A benchmark gauge of U.S. company credit risk fell to the lowest level since August after the jobless rate unexpectedly declined to a three-year trough, stoking optimism that the world’s biggest economy is improving.
The Markit CDX North America Investment Grade Index of credit-default swaps, which investors use to hedge against losses on corporate debt or to speculate on creditworthiness, dropped by 4.1 basis points to a mid-price of 95 basis points at 11:59 a.m. in New York, according to Markit Group Ltd. It touched 94.7, the lowest level since Aug. 1 on an intra-day basis. Contracts tied to the debt of Glencore International Plc (GLEN) and Genworth Financial Inc. (GNW) also fell.
The gauge declined after the Labor Department reported that the unemployment rate decreased to 8.3 percent, the lowest since February 2009. A 243,000 increase in payrolls was the most since April, exceeding all forecasts in a Bloomberg News survey. The report came after Federal Reserve Chairman Ben S. Bernanke said yesterday the economy has shown signs of improvement, boosting optimism in corporate profits and creditworthiness.
“The credit markets are particularly sensitive to changes in the labor market outlook,” said Guy LeBas, chief fixed- income strategist at Janney Montgomery Scott LLC in Philadelphia. “The expectation is that we will see improved economic profitability.”
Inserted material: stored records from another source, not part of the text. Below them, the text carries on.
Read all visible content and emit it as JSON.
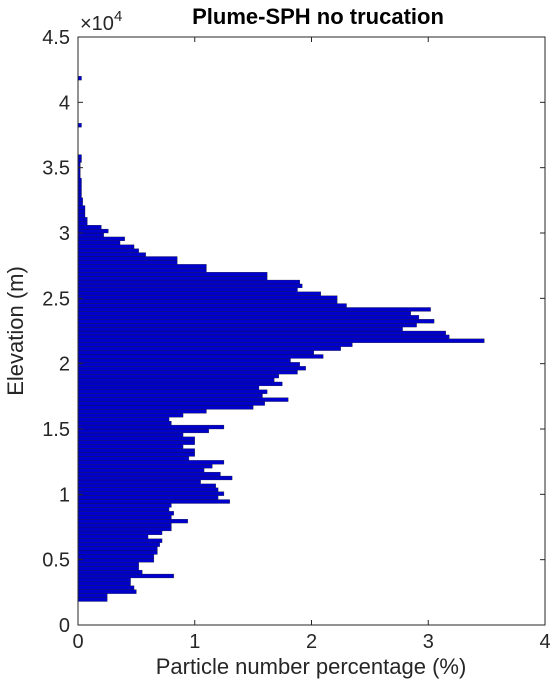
{
  "chart_data": {
    "type": "bar",
    "orientation": "horizontal",
    "title": "Plume-SPH no trucation",
    "xlabel": "Particle number percentage (%)",
    "ylabel": "Elevation (m)",
    "ylabel_multiplier": "×10",
    "ylabel_multiplier_exponent": "4",
    "xlim": [
      0,
      4
    ],
    "ylim": [
      0,
      45000
    ],
    "xticks": [
      "0",
      "1",
      "2",
      "3",
      "4"
    ],
    "yticks": [
      "0",
      "0.5",
      "1",
      "1.5",
      "2",
      "2.5",
      "3",
      "3.5",
      "4",
      "4.5"
    ],
    "bar_color": "#0000cc",
    "bin_width_m": 300,
    "elevation_bin_centers_m": [
      1950,
      2250,
      2550,
      2850,
      3150,
      3450,
      3750,
      4050,
      4350,
      4650,
      4950,
      5250,
      5550,
      5850,
      6150,
      6450,
      6750,
      7050,
      7350,
      7650,
      7950,
      8250,
      8550,
      8850,
      9150,
      9450,
      9750,
      10050,
      10350,
      10650,
      10950,
      11250,
      11550,
      11850,
      12150,
      12450,
      12750,
      13050,
      13350,
      13650,
      13950,
      14250,
      14550,
      14850,
      15150,
      15450,
      15750,
      16050,
      16350,
      16650,
      16950,
      17250,
      17550,
      17850,
      18150,
      18450,
      18750,
      19050,
      19350,
      19650,
      19950,
      20250,
      20550,
      20850,
      21150,
      21450,
      21750,
      22050,
      22350,
      22650,
      22950,
      23250,
      23550,
      23850,
      24150,
      24450,
      24750,
      25050,
      25350,
      25650,
      25950,
      26250,
      26550,
      26850,
      27150,
      27450,
      27750,
      28050,
      28350,
      28650,
      28950,
      29250,
      29550,
      29850,
      30150,
      30450,
      30750,
      31050,
      31350,
      31650,
      31950,
      32250,
      32550,
      32850,
      33150,
      33450,
      33750,
      34050,
      34350,
      34650,
      34950,
      35250,
      35550,
      35850,
      38250,
      41850
    ],
    "percentages": [
      0.25,
      0.25,
      0.5,
      0.48,
      0.45,
      0.45,
      0.82,
      0.55,
      0.52,
      0.52,
      0.65,
      0.65,
      0.68,
      0.68,
      0.7,
      0.72,
      0.6,
      0.72,
      0.8,
      0.8,
      0.94,
      0.8,
      0.82,
      0.78,
      0.8,
      1.3,
      1.2,
      1.25,
      1.2,
      1.18,
      1.05,
      1.32,
      1.22,
      1.08,
      1.15,
      1.25,
      0.95,
      1.0,
      1.0,
      0.9,
      1.0,
      1.0,
      0.9,
      1.12,
      1.25,
      0.8,
      0.78,
      0.9,
      1.1,
      1.5,
      1.6,
      1.8,
      1.58,
      1.62,
      1.55,
      1.75,
      1.68,
      1.72,
      1.88,
      1.95,
      1.9,
      1.82,
      2.1,
      2.02,
      2.25,
      2.35,
      3.48,
      3.18,
      3.15,
      2.78,
      2.9,
      3.05,
      2.92,
      2.85,
      3.02,
      2.3,
      2.22,
      2.22,
      2.08,
      1.88,
      1.92,
      1.9,
      1.62,
      1.62,
      1.1,
      1.1,
      0.85,
      0.85,
      0.58,
      0.52,
      0.48,
      0.36,
      0.4,
      0.22,
      0.26,
      0.2,
      0.08,
      0.08,
      0.06,
      0.06,
      0.06,
      0.04,
      0.04,
      0.03,
      0.03,
      0.03,
      0.03,
      0.03,
      0.02,
      0.02,
      0.02,
      0.02,
      0.03,
      0.03,
      0.03,
      0.03
    ]
  }
}
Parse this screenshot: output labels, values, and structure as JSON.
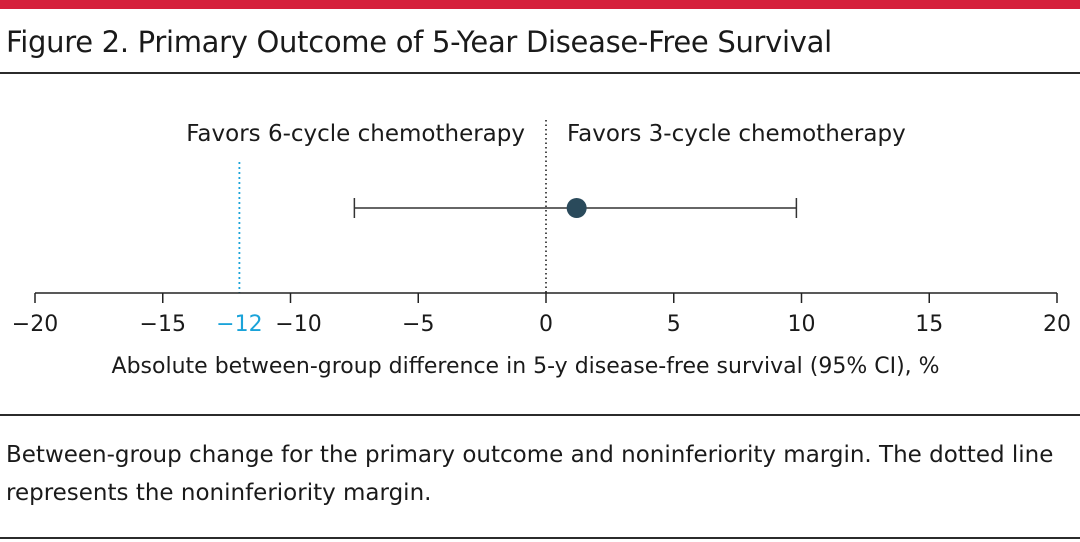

Service industries in the U.S. expanded at the fastest pace in almost a year, raising optimism that the economic recovery is stronger than previously thought. The Institute for Supply Management’s non-manufacturing index rose more than forecast to 56.8 in January from 53 in December.
Genworth CDS Drop
The swaps index, which was poised for its biggest daily decline since Dec. 20, typically falls as investor confidence improves and rises as it deteriorates.
Swaps tied to Genworth Financial declined 114.3 basis points to 458.1 basis points, while those tied to Glencore International fell 25.4 to 216.7, according to data provider CMA, which is owned by CME Group Inc. and compiles prices quoted by dealers in the privately negotiated market.
Credit swaps pay the buyer face value if a borrower fails to meet its obligations, less the value of the defaulted debt. A basis point equals $1,000 annually on a contract protecting $10 million of debt.